From the womb of crisis, opportunities are born. The consumer finance sector, the active player in the current circumstances, benefited from the high inflation in Egypt.
The country’s core inflation rate rose to 24.4% year-on-year in December 2022, from 21.5% in November.
High inflation is always associated with a weak purchasing power of consumers, which has increased the demand for consumer financing services during the last period.
The Financial Regulatory Authority’s (FRA) report for November 2022 revealed an increase in the number of clients of consumer financing activity, an increase of about 109.4% compared to the same period the previous year, bringing the number of clients to 2,546 in November 2022, compared to 1,216 clients in November 2021.
The report also showed that consumer finance companies provided financing of about EGP 26.84bn during the first 11 months of 2022, compared to EGP 15.157bn during the same period in 2021, with a growth rate of about 77.1%.
Mohamed El-Fike, co-founder of the Sympl platform that specializes in Buy Now and Pay Later services, said that inflation has led to an increase in the demand for goods, but the lack of supply of goods causes the incompleteness of a large number of operations, and the biggest challenge currently is the supply of goods.
He added that the existence of the financial culture of the consumer is essential, especially since lack of awareness can cause the customer to stumble, and the regulatory authorities have added more safety to the customer by regulating the relationship, which regulates financing relationships for more than 6 months.
He estimated the growth rate of the consumer finance market at a rate of between 30 and 35% annually, according to international reports, pointing out that the financial supervision estimated the size of the market in the first year of regulating the activity at about EGP 7bn, which confirms the large size of the market.
He pointed out that the volume of internal trade in Egypt amounts to about EGP 1trn, of which EGP 400bn are funded by financial institutions, while the EGP 600bn are money managed between individuals to buy goods and others.
The FRA’s report on consumer financing activity revealed that the purchase of electrical appliances and electronics accounted for the largest percentage of the total value of the financing provided by about 37.94%, followed by the purchase of cars and vehicles by about 28.31%, and durable goods at a rate of 6.53%, and purchases issued with one invoice accounted for shops and various commercial chains at a rate of 5.80%, and furniture and home equipment at a rate of 5.78%.
Saeed Zaatar, Chairperson of the Consumer Finance Union and CEO of Contact Financial Holding, said that the volume of consumer financing activity is increasing and growing steadily during the recent period, noting that there is a direct relationship between high inflation rates and the increase in demand for consumer financing.
Zaatar explained to Daily News Egypt earlier that consumer finance companies have an important role to play in absorbing inflation through the instalment mechanism, adding that they are totally and partially linked to the interest rates set by the Central Bank, on the basis of that interest, these companies borrow from banks and then Lending to customers at different interest rates according to different risk factors.
Zaatar indicated that the companies study the customers well and give the customer according to his creditworthiness and ability to repay, and at the same time fully and completely cooperate with the “i-Score” company for credit inquiries, through which the customer’s payment history is read, as he tries to classify the customer.
A source, who refused to disclose his name in a consumer finance company, suggested that the coming months will witness a boom in the non-banking finance sector, especially in the microfinance and small and medium-sized enterprises financing sectors, and then a recession is likely to occur later in the medium term.
He expected an increase in default rates, especially in light of market fluctuations and an increase in interest rates than expected, which led to an increase in the cost of financing for customers with a shortage of resources and the crisis of importing some resources such as auto parts, soybeans and other resources, while the demand for products was stable and even increased.
He explained that consumer finance in particular will not be greatly affected, on the contrary, it will thrive because it is one of the most important tools for absorbing inflation, and it will complete the process of prosperity at least until the third quarter of 2023, and there are about 37 companies in this sector.

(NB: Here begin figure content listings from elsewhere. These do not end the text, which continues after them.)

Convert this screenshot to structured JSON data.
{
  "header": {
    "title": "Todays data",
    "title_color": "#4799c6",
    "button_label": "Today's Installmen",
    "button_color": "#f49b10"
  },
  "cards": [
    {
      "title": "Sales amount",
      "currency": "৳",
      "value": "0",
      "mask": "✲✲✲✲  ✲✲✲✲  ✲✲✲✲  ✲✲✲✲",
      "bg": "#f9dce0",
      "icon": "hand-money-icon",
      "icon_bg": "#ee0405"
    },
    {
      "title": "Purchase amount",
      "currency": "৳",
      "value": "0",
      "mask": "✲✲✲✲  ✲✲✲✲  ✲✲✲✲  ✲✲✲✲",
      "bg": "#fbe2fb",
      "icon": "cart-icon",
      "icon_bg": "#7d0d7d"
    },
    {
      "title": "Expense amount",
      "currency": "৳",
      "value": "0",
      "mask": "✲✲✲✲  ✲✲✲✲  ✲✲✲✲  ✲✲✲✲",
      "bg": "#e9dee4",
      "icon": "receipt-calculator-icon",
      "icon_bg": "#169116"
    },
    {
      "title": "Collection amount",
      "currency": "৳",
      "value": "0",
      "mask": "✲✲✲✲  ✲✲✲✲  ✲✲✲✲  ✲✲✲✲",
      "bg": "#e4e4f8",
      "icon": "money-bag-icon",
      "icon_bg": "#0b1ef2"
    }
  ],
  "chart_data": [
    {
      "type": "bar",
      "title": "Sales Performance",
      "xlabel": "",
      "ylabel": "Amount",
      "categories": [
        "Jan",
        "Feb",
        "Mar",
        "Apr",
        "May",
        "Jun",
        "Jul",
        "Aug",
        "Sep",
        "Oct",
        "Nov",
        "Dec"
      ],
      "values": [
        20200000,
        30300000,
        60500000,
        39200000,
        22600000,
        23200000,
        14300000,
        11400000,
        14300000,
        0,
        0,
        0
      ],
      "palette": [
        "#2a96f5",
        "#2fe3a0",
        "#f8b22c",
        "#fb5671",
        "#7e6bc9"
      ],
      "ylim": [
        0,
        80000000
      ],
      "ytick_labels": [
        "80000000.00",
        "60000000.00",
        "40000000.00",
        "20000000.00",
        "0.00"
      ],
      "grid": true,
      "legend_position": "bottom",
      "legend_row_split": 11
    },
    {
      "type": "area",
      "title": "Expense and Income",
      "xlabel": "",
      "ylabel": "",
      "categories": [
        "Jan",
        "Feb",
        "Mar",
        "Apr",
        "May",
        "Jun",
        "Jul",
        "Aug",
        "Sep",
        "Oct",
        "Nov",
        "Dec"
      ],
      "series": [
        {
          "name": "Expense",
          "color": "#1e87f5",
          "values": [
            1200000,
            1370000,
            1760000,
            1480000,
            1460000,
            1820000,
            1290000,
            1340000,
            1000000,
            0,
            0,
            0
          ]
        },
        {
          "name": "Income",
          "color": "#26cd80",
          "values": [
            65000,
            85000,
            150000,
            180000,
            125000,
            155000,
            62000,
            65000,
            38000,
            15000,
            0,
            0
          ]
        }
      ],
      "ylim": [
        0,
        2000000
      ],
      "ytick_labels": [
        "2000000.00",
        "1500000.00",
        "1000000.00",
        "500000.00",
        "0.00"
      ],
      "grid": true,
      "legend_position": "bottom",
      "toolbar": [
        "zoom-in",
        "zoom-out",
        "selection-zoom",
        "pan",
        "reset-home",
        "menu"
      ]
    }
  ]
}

He also expected a significant increase in microfinance and small companies, which will cause a large increase in dealers, but on the other hand, in the medium term, it will not flourish to increase the percentage of legislation and procedures, such as stopping completions and others.
He pointed out that the increase in corridor prices twice by about 8% during the current year from the normal rate, led to an increase in average interest rates, but at different rates from one entity to the other borne by the customer.
He added that the increase in consumer financing is due to the increase in inflation, with it being one of the most important mechanisms for fighting inflation, and it is likely that its boom will continue to thrive until next June, explaining that the allocations will cover default rates in consumer financing, but it will not be able to finance micro and medium financing.